A Risk Stratification System in Myeloma Patients with Autologous Stem Cell Transplantation

Simple Summary Autologous stem cell transplantation (ASCT) is a longstanding myeloma treatment, but patient outcomes vary. In a retrospective study of 5259 patients with multiple myeloma (MM) at the University of Arkansas, we identified adverse prognostic factors, including delayed MM-diagnosis-to-ASCT duration, high serum ferritin, and low transferrin levels. These findings may enhance existing prognostic models. We also pinpointed poor prognosis markers, such as high serum calcium and low platelet counts, albeit in a smaller patient subset. Utilizing seven accessible high-risk variables, we devised a four-stage system, validated in both the training dataset and an independent cohort of 514 ASCT-treated MM patients from the University of Iowa. This staging system's robust validation underscores its potential clinical utility, providing insights into cytogenetic risk factors. The ATM4S system presents a practical approach to refine prognostic assessments and guide personalized treatment strategies in ASCT-treated MM patients.Abstract Autologous stem cell transplantation (ASCT) has been a mainstay in myeloma treatment for over three decades, but patient prognosis post-ASCT varies significantly. In a retrospective study of 5259 patients with multiple myeloma (MM) at the University of Arkansas for Medical Sciences undergoing ASCT with a median 57-month follow-up, we divided the dataset into training (70%) and validation (30%) subsets.
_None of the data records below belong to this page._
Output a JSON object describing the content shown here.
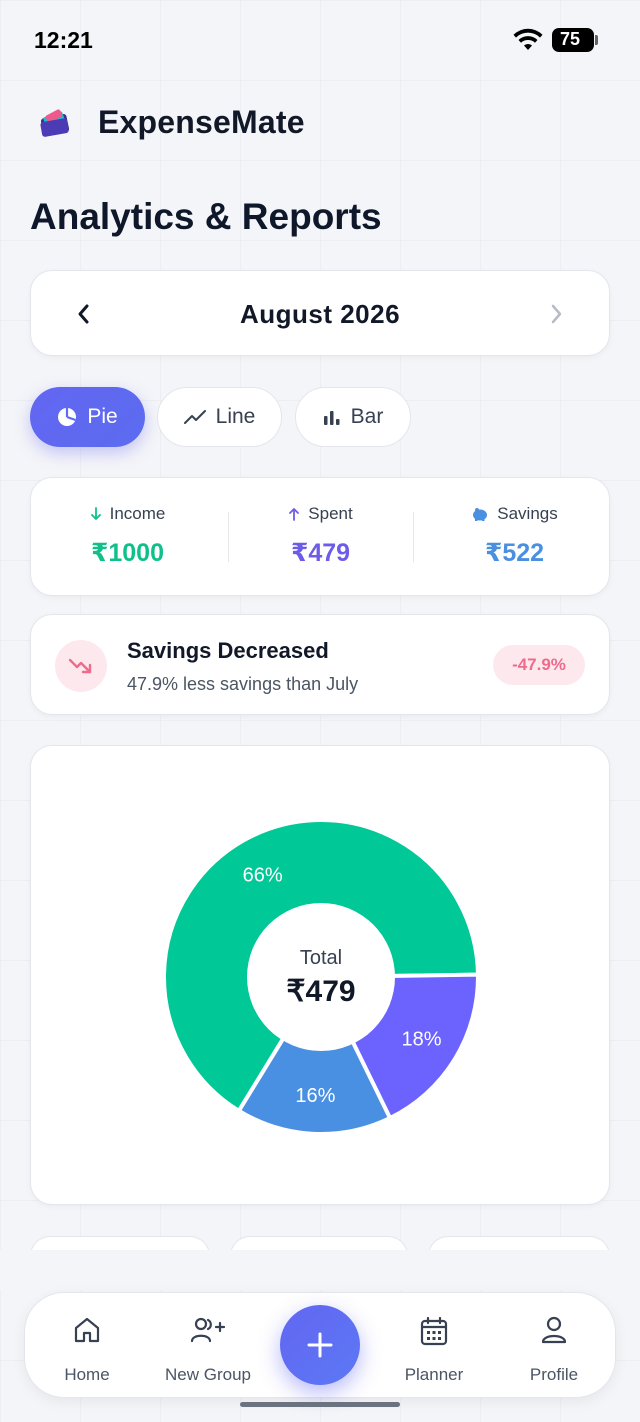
{
  "status_bar": {
    "time": "12:21",
    "battery": "75"
  },
  "app": {
    "title": "ExpenseMate"
  },
  "page": {
    "title": "Analytics & Reports"
  },
  "month_selector": {
    "label": "August 2026"
  },
  "chart_tabs": [
    {
      "label": "Pie",
      "active": true
    },
    {
      "label": "Line",
      "active": false
    },
    {
      "label": "Bar",
      "active": false
    }
  ],
  "summary": {
    "income": {
      "label": "Income",
      "value": "₹1000",
      "color": "#10c08a"
    },
    "spent": {
      "label": "Spent",
      "value": "₹479",
      "color": "#6c5ce7"
    },
    "savings": {
      "label": "Savings",
      "value": "₹522",
      "color": "#4a8fe0"
    }
  },
  "alert": {
    "title": "Savings Decreased",
    "subtitle": "47.9% less savings than July",
    "badge": "-47.9%"
  },
  "chart_center": {
    "label": "Total",
    "value": "₹479"
  },
  "chart_data": {
    "type": "pie",
    "slices": [
      {
        "label": "66%",
        "value": 66,
        "color": "#00c896"
      },
      {
        "label": "18%",
        "value": 18,
        "color": "#6c63ff"
      },
      {
        "label": "16%",
        "value": 16,
        "color": "#4a90e2"
      }
    ]
  },
  "bottom_nav": {
    "home": "Home",
    "new_group": "New Group",
    "planner": "Planner",
    "profile": "Profile"
  },
  "colors": {
    "accent": "#6366f1",
    "alert": "#ef6b8c"
  }
}
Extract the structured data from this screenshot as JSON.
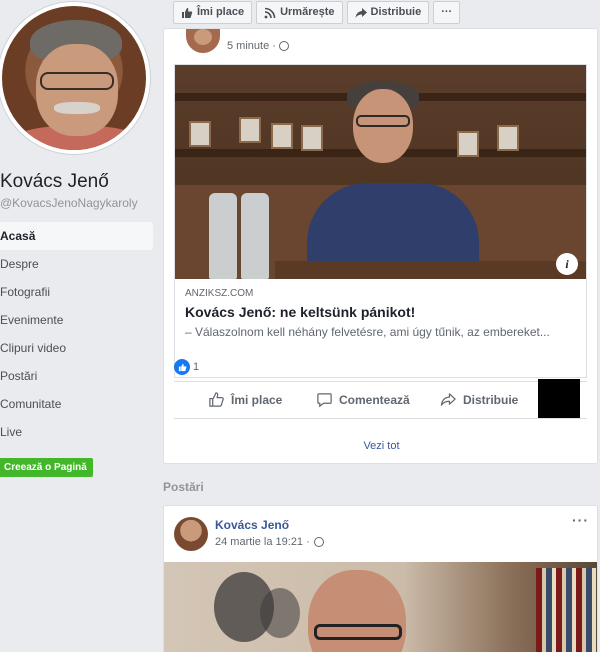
{
  "sidebar": {
    "page_name": "Kovács Jenő",
    "handle": "@KovacsJenoNagykaroly",
    "nav": [
      "Acasă",
      "Despre",
      "Fotografii",
      "Evenimente",
      "Clipuri video",
      "Postări",
      "Comunitate",
      "Live"
    ],
    "create_page": "Creează o Pagină"
  },
  "top_actions": {
    "like": "Îmi place",
    "follow": "Urmărește",
    "share": "Distribuie",
    "more": "···"
  },
  "featured_post": {
    "timestamp": "5 minute ·",
    "link": {
      "domain": "ANZIKSZ.COM",
      "title": "Kovács Jenő: ne keltsünk pánikot!",
      "description": "– Válaszolnom kell néhány felvetésre, ami úgy tűnik, az embereket..."
    },
    "reaction_count": "1",
    "actions": {
      "like": "Îmi place",
      "comment": "Comentează",
      "share": "Distribuie"
    },
    "see_all": "Vezi tot"
  },
  "posts_section": {
    "title": "Postări",
    "post": {
      "author": "Kovács Jenő",
      "timestamp": "24 martie la 19:21 ·",
      "more": "···"
    }
  },
  "colors": {
    "brand_blue": "#385898",
    "like_blue": "#1877f2",
    "create_green": "#42b72a"
  }
}
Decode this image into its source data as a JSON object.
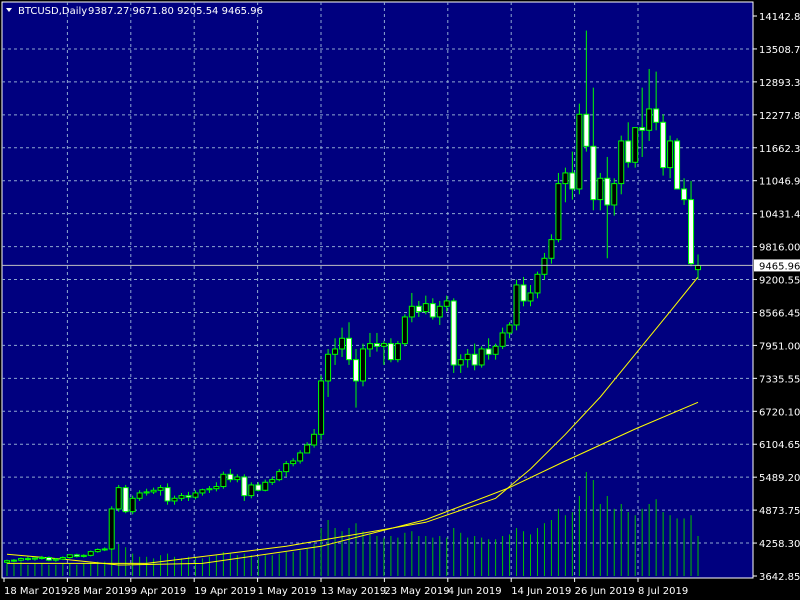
{
  "chart_data": {
    "type": "candlestick",
    "symbol_header": "BTCUSD,Daily",
    "ohlc_header": "9387.27 9671.80 9205.54 9465.96",
    "colors": {
      "background": "#000000",
      "plot_background": "#00007F",
      "grid": "#8FA8D0",
      "candle_stroke": "#00FF00",
      "bull_fill": "#000000",
      "bear_fill": "#FFFFFF",
      "volume": "#00C000",
      "ma": "#FFFF00",
      "text": "#FFFFFF",
      "current_line": "#C0C0C0"
    },
    "y_axis": {
      "range": [
        3642.85,
        14142.8
      ],
      "ticks": [
        "14142.80",
        "13508.70",
        "12893.35",
        "12277.80",
        "11662.35",
        "11046.90",
        "10431.45",
        "9816.00",
        "9200.55",
        "8566.45",
        "7951.00",
        "7335.55",
        "6720.10",
        "6104.65",
        "5489.20",
        "4873.75",
        "4258.30",
        "3642.85"
      ]
    },
    "current_price": "9465.96",
    "x_axis": {
      "labels": [
        "18 Mar 2019",
        "28 Mar 2019",
        "9 Apr 2019",
        "19 Apr 2019",
        "1 May 2019",
        "13 May 2019",
        "23 May 2019",
        "4 Jun 2019",
        "14 Jun 2019",
        "26 Jun 2019",
        "8 Jul 2019"
      ]
    },
    "candles": [
      [
        3900,
        3950,
        3880,
        3930
      ],
      [
        3930,
        3960,
        3900,
        3940
      ],
      [
        3940,
        3990,
        3920,
        3970
      ],
      [
        3970,
        4010,
        3930,
        3960
      ],
      [
        3960,
        3990,
        3930,
        3980
      ],
      [
        3980,
        4020,
        3950,
        3990
      ],
      [
        3990,
        4010,
        3920,
        3940
      ],
      [
        3940,
        3980,
        3910,
        3960
      ],
      [
        3960,
        4010,
        3940,
        3990
      ],
      [
        3990,
        4050,
        3970,
        4040
      ],
      [
        4040,
        4060,
        3990,
        4010
      ],
      [
        4010,
        4050,
        3990,
        4030
      ],
      [
        4030,
        4120,
        4010,
        4100
      ],
      [
        4100,
        4160,
        4080,
        4140
      ],
      [
        4140,
        4180,
        4110,
        4150
      ],
      [
        4150,
        4950,
        4130,
        4900
      ],
      [
        4900,
        5350,
        4850,
        5300
      ],
      [
        5300,
        5350,
        4820,
        4850
      ],
      [
        4850,
        5150,
        4800,
        5100
      ],
      [
        5100,
        5250,
        5050,
        5200
      ],
      [
        5200,
        5280,
        5150,
        5220
      ],
      [
        5220,
        5300,
        5180,
        5250
      ],
      [
        5250,
        5350,
        5150,
        5300
      ],
      [
        5300,
        5380,
        4980,
        5050
      ],
      [
        5050,
        5150,
        4980,
        5100
      ],
      [
        5100,
        5200,
        5050,
        5150
      ],
      [
        5150,
        5220,
        5050,
        5120
      ],
      [
        5120,
        5250,
        5080,
        5200
      ],
      [
        5200,
        5280,
        5150,
        5260
      ],
      [
        5260,
        5330,
        5200,
        5280
      ],
      [
        5280,
        5400,
        5230,
        5320
      ],
      [
        5320,
        5600,
        5280,
        5550
      ],
      [
        5550,
        5650,
        5400,
        5450
      ],
      [
        5450,
        5550,
        5400,
        5500
      ],
      [
        5500,
        5550,
        5050,
        5150
      ],
      [
        5150,
        5400,
        5100,
        5350
      ],
      [
        5350,
        5400,
        5230,
        5250
      ],
      [
        5250,
        5450,
        5230,
        5400
      ],
      [
        5400,
        5500,
        5350,
        5450
      ],
      [
        5450,
        5650,
        5420,
        5600
      ],
      [
        5600,
        5800,
        5500,
        5750
      ],
      [
        5750,
        5850,
        5700,
        5800
      ],
      [
        5800,
        6000,
        5750,
        5950
      ],
      [
        5950,
        6150,
        5950,
        6100
      ],
      [
        6100,
        6400,
        6050,
        6300
      ],
      [
        6300,
        7400,
        6200,
        7300
      ],
      [
        7300,
        7900,
        7000,
        7800
      ],
      [
        7800,
        8100,
        7600,
        7900
      ],
      [
        7900,
        8300,
        7750,
        8100
      ],
      [
        8100,
        8400,
        7600,
        7700
      ],
      [
        7700,
        7900,
        6800,
        7300
      ],
      [
        7300,
        8000,
        7200,
        7900
      ],
      [
        7900,
        8200,
        7750,
        8000
      ],
      [
        8000,
        8200,
        7850,
        7950
      ],
      [
        7950,
        8050,
        7600,
        8000
      ],
      [
        8000,
        8100,
        7650,
        7700
      ],
      [
        7700,
        8050,
        7650,
        8000
      ],
      [
        8000,
        8550,
        7950,
        8500
      ],
      [
        8500,
        8950,
        8400,
        8700
      ],
      [
        8700,
        8800,
        8500,
        8600
      ],
      [
        8600,
        8900,
        8550,
        8750
      ],
      [
        8750,
        8850,
        8450,
        8500
      ],
      [
        8500,
        8800,
        8350,
        8700
      ],
      [
        8700,
        8900,
        8600,
        8800
      ],
      [
        8800,
        8850,
        7450,
        7600
      ],
      [
        7600,
        7800,
        7450,
        7700
      ],
      [
        7700,
        7900,
        7550,
        7800
      ],
      [
        7800,
        8000,
        7500,
        7600
      ],
      [
        7600,
        7950,
        7550,
        7900
      ],
      [
        7900,
        8100,
        7700,
        7800
      ],
      [
        7800,
        8000,
        7700,
        7950
      ],
      [
        7950,
        8300,
        7900,
        8200
      ],
      [
        8200,
        8400,
        8100,
        8350
      ],
      [
        8350,
        9200,
        8250,
        9100
      ],
      [
        9100,
        9250,
        8700,
        8800
      ],
      [
        8800,
        9100,
        8700,
        8950
      ],
      [
        8950,
        9350,
        8850,
        9300
      ],
      [
        9300,
        9700,
        9200,
        9600
      ],
      [
        9600,
        10050,
        9500,
        9950
      ],
      [
        9950,
        11200,
        9900,
        11000
      ],
      [
        11000,
        11300,
        10650,
        11200
      ],
      [
        11200,
        11600,
        10700,
        10900
      ],
      [
        10900,
        12500,
        10800,
        12300
      ],
      [
        12300,
        13870,
        11600,
        11700
      ],
      [
        11700,
        12800,
        10500,
        10700
      ],
      [
        10700,
        11200,
        10500,
        11100
      ],
      [
        11100,
        11500,
        9600,
        10600
      ],
      [
        10600,
        11100,
        10400,
        11000
      ],
      [
        11000,
        11900,
        10800,
        11800
      ],
      [
        11800,
        12150,
        11300,
        11400
      ],
      [
        11400,
        12000,
        11300,
        12050
      ],
      [
        12050,
        12800,
        11500,
        12000
      ],
      [
        12000,
        13150,
        11800,
        12400
      ],
      [
        12400,
        13100,
        12000,
        12150
      ],
      [
        12150,
        12300,
        11150,
        11300
      ],
      [
        11300,
        11900,
        11100,
        11800
      ],
      [
        11800,
        11850,
        10900,
        10900
      ],
      [
        10900,
        11100,
        10600,
        10700
      ],
      [
        10700,
        11050,
        9450,
        9500
      ],
      [
        9387.27,
        9671.8,
        9205.54,
        9465.96
      ]
    ],
    "volumes": [
      0.08,
      0.08,
      0.09,
      0.07,
      0.08,
      0.08,
      0.07,
      0.07,
      0.08,
      0.08,
      0.07,
      0.08,
      0.09,
      0.09,
      0.09,
      0.18,
      0.2,
      0.18,
      0.14,
      0.12,
      0.12,
      0.11,
      0.13,
      0.14,
      0.12,
      0.11,
      0.12,
      0.12,
      0.11,
      0.12,
      0.13,
      0.15,
      0.14,
      0.13,
      0.14,
      0.13,
      0.12,
      0.13,
      0.13,
      0.14,
      0.15,
      0.15,
      0.16,
      0.17,
      0.2,
      0.3,
      0.35,
      0.3,
      0.28,
      0.3,
      0.33,
      0.28,
      0.26,
      0.25,
      0.24,
      0.25,
      0.24,
      0.27,
      0.28,
      0.25,
      0.25,
      0.24,
      0.25,
      0.24,
      0.3,
      0.27,
      0.24,
      0.25,
      0.24,
      0.23,
      0.23,
      0.25,
      0.26,
      0.3,
      0.28,
      0.26,
      0.3,
      0.33,
      0.35,
      0.42,
      0.38,
      0.4,
      0.5,
      0.65,
      0.6,
      0.45,
      0.5,
      0.42,
      0.45,
      0.4,
      0.38,
      0.42,
      0.45,
      0.48,
      0.4,
      0.38,
      0.36,
      0.36,
      0.38,
      0.25
    ],
    "ma_fast": [
      [
        0,
        3880
      ],
      [
        20,
        3880
      ],
      [
        40,
        4200
      ],
      [
        60,
        4650
      ],
      [
        70,
        5100
      ],
      [
        75,
        5650
      ],
      [
        80,
        6300
      ],
      [
        85,
        7000
      ],
      [
        90,
        7800
      ],
      [
        95,
        8600
      ],
      [
        99,
        9250
      ]
    ],
    "ma_slow": [
      [
        0,
        4050
      ],
      [
        8,
        3960
      ],
      [
        16,
        3850
      ],
      [
        28,
        3880
      ],
      [
        45,
        4200
      ],
      [
        60,
        4700
      ],
      [
        72,
        5300
      ],
      [
        80,
        5800
      ],
      [
        90,
        6400
      ],
      [
        99,
        6900
      ]
    ]
  }
}
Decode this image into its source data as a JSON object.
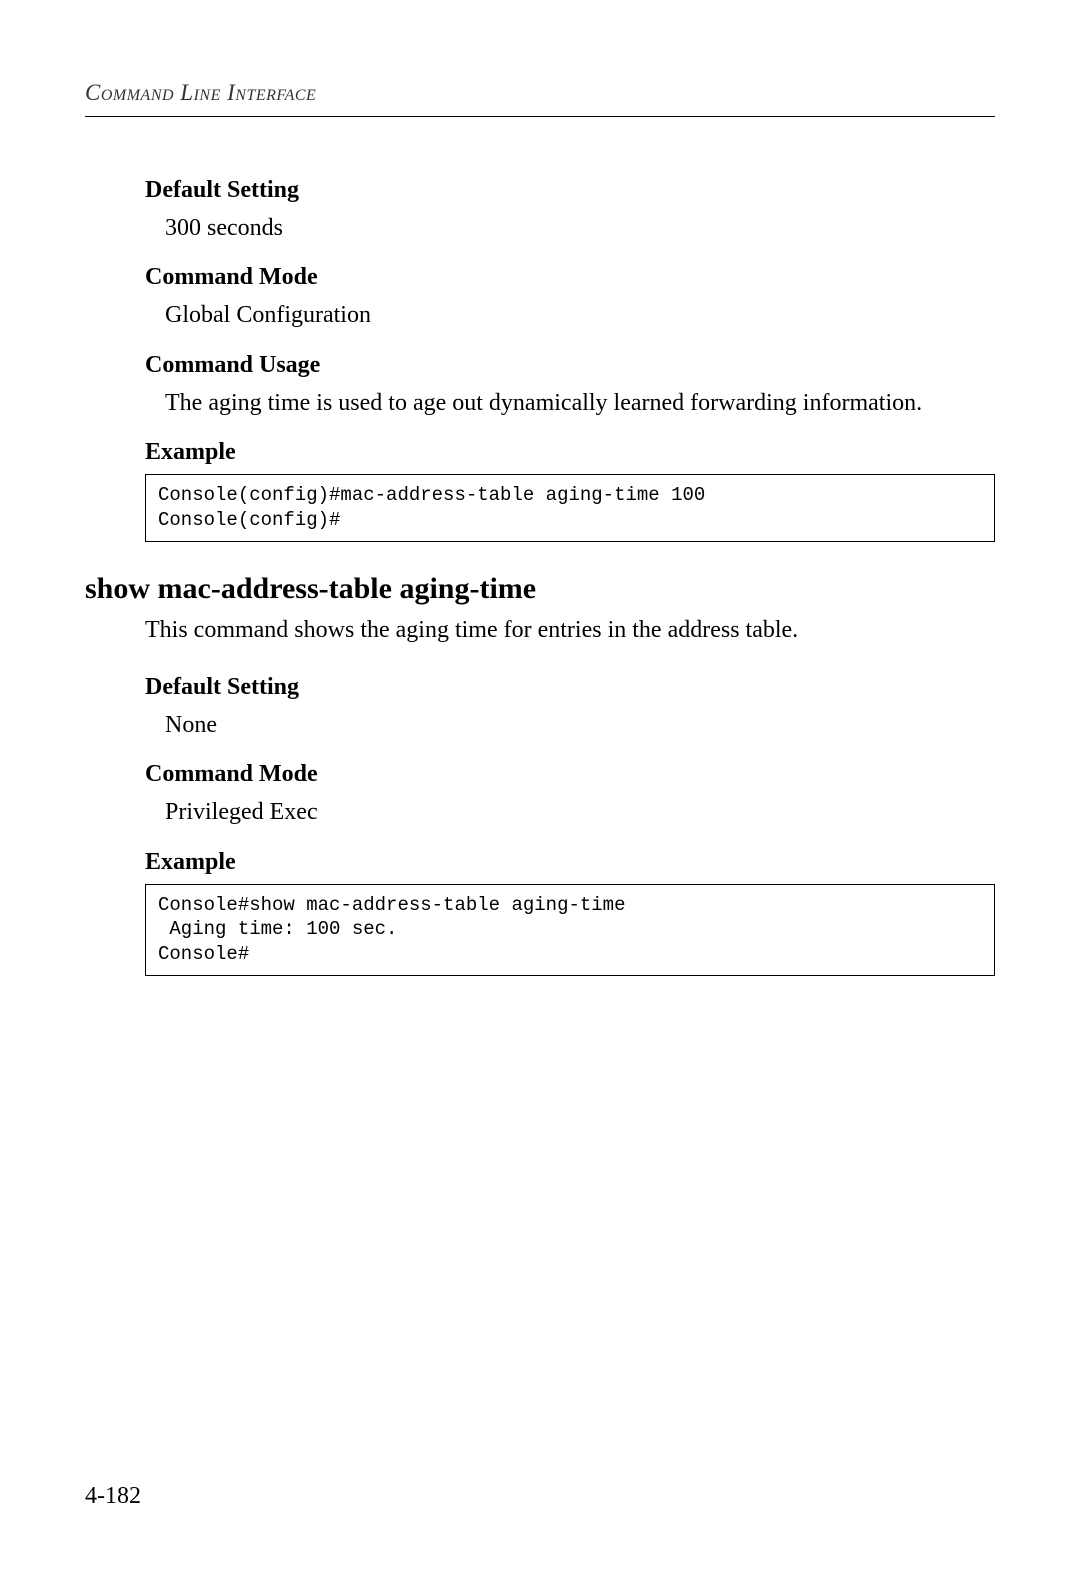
{
  "page_header": "Command Line Interface",
  "section1": {
    "default_setting_label": "Default Setting",
    "default_setting_value": "300 seconds",
    "command_mode_label": "Command Mode",
    "command_mode_value": "Global Configuration",
    "command_usage_label": "Command Usage",
    "command_usage_text": "The aging time is used to age out dynamically learned forwarding information.",
    "example_label": "Example",
    "example_code": "Console(config)#mac-address-table aging-time 100\nConsole(config)#"
  },
  "command2": {
    "title": "show mac-address-table aging-time",
    "description": "This command shows the aging time for entries in the address table.",
    "default_setting_label": "Default Setting",
    "default_setting_value": "None",
    "command_mode_label": "Command Mode",
    "command_mode_value": "Privileged Exec",
    "example_label": "Example",
    "example_code": "Console#show mac-address-table aging-time\n Aging time: 100 sec.\nConsole#"
  },
  "page_number": "4-182"
}
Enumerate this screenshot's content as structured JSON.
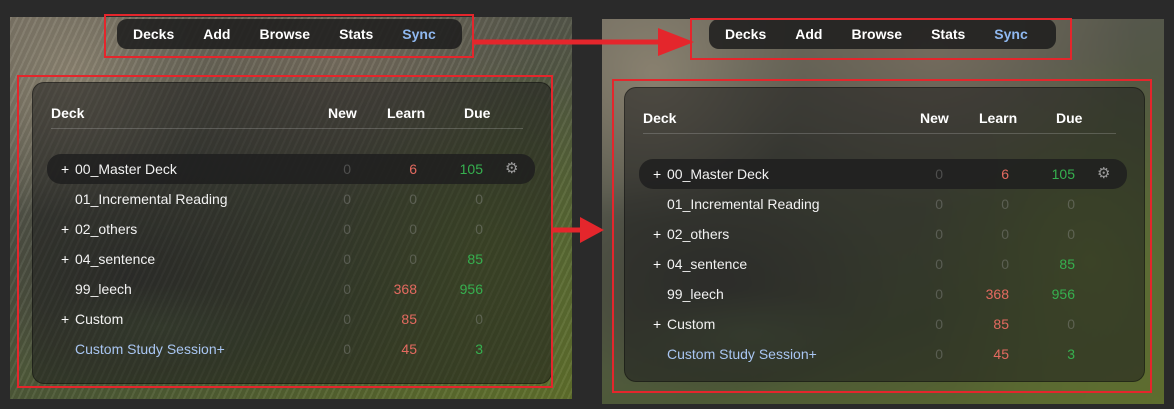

Employing univariable and multivariable Cox analyses, we systematically assessed 29 clinical variables, identifying crucial adverse prognostic factors, such as extended duration between MM diagnosis and ASCT, elevated serum ferritin, and reduced transferrin levels. These factors could enhance existing prognostic models. Additionally, we pinpointed significant poor prognosis markers like high serum calcium and low platelet counts, though they are applicable to a smaller patient population. Utilizing seven easily accessible high-risk variables, we devised a four-stage system (ATM4S) with primary stage borders determined through K-adaptive partitioning. This staging system underwent validation in both the training dataset and an independent cohort of 514 ASCT-treated MM patients from the University of Iowa. We also explored cytogenetic risk factors within this staging system, emphasizing its potential clinical utility for refining prognostic assessments and guiding personalized treatment approaches.